A psicóloga também afirma que grupos da terceira idade e atividades comunitárias podem ajudar a reconstruir esse sentimento de pertencimento. Exercícios, convivência e novas amizades contribuem para que o idoso volte a participar ativamente da sociedade.

Convivência

A especialista orienta que familiares mantenham os idosos integrados, mas sem infantilizá-los ou exigir deles um desempenho acima de suas possibilidades. As limitações físicas que surgem com a idade precisam ser consideradas durante passeios, viagens e outras atividades.

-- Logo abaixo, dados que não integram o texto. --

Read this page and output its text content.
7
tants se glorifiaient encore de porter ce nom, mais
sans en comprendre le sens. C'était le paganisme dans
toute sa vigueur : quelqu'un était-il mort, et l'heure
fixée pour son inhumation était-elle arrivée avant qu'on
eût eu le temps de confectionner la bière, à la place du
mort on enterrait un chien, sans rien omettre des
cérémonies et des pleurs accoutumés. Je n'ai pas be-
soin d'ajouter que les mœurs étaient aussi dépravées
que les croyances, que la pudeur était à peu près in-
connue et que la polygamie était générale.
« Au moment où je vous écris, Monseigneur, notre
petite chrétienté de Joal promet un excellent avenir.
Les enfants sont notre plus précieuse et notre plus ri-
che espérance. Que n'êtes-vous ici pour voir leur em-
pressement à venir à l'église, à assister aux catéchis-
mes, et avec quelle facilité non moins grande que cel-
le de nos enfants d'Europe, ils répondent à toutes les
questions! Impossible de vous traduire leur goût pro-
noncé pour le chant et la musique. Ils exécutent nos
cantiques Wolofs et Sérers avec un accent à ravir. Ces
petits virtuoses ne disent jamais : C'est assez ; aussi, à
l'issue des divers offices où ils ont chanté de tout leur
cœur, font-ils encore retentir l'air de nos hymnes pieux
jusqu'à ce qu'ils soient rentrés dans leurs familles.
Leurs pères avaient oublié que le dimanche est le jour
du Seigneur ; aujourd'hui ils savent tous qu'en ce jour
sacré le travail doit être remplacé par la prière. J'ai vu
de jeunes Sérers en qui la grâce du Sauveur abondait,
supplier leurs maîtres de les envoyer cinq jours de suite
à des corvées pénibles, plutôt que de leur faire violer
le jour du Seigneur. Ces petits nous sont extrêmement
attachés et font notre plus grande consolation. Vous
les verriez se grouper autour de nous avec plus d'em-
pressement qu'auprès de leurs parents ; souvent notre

Segundo Fabíola, é importante encontrar um equilíbrio entre abandonar o idoso por ele não conseguir acompanhar determinada programação e cobrar que ele mantenha o mesmo ritmo de quando era jovem. A adaptação das atividades permite que ele continue participando sem ser submetido a uma cobrança excessiva.

A tecnologia também pode se transformar em uma barreira para a inclusão. Mudanças frequentes em celulares, equipamentos e objetos do cotidiano podem dificultar a autonomia de pessoas que não tiveram contato com essas tecnologias durante a maior parte da vida. Para a psicóloga, familiares precisam ter paciência para ensinar e, principalmente, manter o diálogo.

Fabíola reforça que o envelhecimento é um processo pelo qual todos vão passar e que a preparação para essa fase envolve toda a sociedade. Para ela, estimular a convivência, respeitar as limitações e preservar os vínculos são atitudes importantes para que o idoso continue se sentindo parte da comunidade.